А он, еще не оправившийся от несчастья, еще не свыкшийся с тем, что матери больше нет, но, главное, с тем, что он ее так ничем особенным и не порадовал, и это было так несправедливо, так противоречило всем его мыслям и чувствам, что он уже проникся ненавистью к себе, но еще не переступил ту грань, когда свыкаются с этим грузом и, подведя черту, записывают себя в неудачники.

После всех мытарств Виктор пошел к Игорю Добрынину; тот заведовал сектором социологии в научно-исследовательском институте; Игорь пристроил его лаборантом.

– Дед, если потянешь, место освободится, тебя сразу на другую ставку перекинут. Я тоже с лаборанта начинал, – обнадеживающе заверил Добрынин, – правда, мне баскет помогает. Я до сих пор играю. Это, дед, как на спорт ни ополчаются, он тоже зачитывается. И пусть, дед, тебя не смущает, что ты – один из лучших студентов курса – будешь ходить в лаборантах у меня, заядлого троечника. Просто я пошел по этой лесенке чуточку раньше.

– Знаешь, Добрыня, меня сейчас трудно удивить, – глухо сказал Виктор.

– Ты устал? Отдохнешь, осмотришься и двинешь в гору! – засмеялся Игорь, уже отвыкший от институтского прозвища. – Кстати, наша Леля не замужем. Она слишком умна для этого. Мы с ней друзья. Иногда спим вместе… – Добрынин долгим пристальным взглядом прошелся по лицу Виктора, но не увидел той реакции, какой бы ему хотелось (тот пропустил его слова мимо ушей), и разочарованно заметил:

– Она здесь бывает. Заходит поболтать… Посмотришь, совсем другой стала. По-моему, в ней что-то надломилось после тебя.

– У меня с ней ничего не было.

– Может, у нее к тебе что-то было.

– У кого этого не было!.. – с каким-то странным звуком, похожим на всхлип, хихикнул Виктор и, не заметив насмешливой улыбки Игоря, задумчиво добавил: – Я не первый раз слышу, что приношу несчастья. Мне и жена постоянно напоминает об этом. Но все это происходит как-то помимо меня, – он нервно побарабанил пальцами по крышке стола и тихо спросил: – Ты доволен собой?
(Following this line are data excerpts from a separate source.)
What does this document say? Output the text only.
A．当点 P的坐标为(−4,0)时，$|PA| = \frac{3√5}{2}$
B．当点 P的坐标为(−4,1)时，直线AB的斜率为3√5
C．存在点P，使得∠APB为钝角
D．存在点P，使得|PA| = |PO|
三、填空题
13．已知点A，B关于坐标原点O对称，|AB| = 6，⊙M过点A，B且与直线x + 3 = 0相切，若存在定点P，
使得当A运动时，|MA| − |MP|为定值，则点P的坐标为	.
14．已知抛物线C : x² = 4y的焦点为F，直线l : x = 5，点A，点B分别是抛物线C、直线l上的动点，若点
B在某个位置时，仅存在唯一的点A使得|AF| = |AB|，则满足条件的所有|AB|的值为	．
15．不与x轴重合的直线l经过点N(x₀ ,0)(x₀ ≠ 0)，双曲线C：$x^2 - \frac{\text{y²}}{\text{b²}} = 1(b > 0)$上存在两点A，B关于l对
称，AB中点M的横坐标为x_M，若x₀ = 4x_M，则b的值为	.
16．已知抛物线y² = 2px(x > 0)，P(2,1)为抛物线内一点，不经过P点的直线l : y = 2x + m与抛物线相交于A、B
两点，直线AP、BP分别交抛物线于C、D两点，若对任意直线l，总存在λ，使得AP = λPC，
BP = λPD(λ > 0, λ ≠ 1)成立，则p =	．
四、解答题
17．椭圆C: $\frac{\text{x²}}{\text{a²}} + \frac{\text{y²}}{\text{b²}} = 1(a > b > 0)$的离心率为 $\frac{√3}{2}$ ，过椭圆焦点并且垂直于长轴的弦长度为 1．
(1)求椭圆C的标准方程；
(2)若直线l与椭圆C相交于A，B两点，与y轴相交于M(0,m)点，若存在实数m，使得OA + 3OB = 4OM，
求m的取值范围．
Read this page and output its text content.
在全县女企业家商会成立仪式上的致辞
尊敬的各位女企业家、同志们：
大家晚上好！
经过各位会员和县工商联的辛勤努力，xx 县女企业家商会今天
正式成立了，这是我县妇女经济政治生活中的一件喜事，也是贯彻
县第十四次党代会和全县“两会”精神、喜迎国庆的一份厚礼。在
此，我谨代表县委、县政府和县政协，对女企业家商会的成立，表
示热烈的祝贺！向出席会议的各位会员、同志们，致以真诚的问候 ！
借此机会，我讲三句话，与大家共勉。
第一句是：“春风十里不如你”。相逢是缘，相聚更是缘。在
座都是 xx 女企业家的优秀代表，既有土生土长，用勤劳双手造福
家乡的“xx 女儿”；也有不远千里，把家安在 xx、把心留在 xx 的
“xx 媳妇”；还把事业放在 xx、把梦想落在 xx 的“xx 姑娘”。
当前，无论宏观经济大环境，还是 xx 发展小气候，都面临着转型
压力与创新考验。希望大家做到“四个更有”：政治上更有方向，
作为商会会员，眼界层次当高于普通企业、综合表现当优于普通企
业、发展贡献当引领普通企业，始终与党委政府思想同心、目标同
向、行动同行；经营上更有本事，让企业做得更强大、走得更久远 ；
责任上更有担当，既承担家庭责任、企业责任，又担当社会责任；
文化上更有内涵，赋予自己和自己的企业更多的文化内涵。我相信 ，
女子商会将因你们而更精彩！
– Как тебе сказать?.. – кокетничая, Игорь покачался на стуле, – пока – да. Но через год я буду претендовать на место заместителя заведующего лабораторией и буду недоволен собой, пока не добьюсь его. Кстати, ты лучше поймешь меня, когда познакомишься с обитателями нашего института. Мой шеф – абсолютный дуб. Поднаторел в устраивании служебных отношений. Но я так думаю, что выбью его. Тогда, дед, мой пост займет другой, а ты встанешь на его место. Что?.. нагнал на тебя тоску?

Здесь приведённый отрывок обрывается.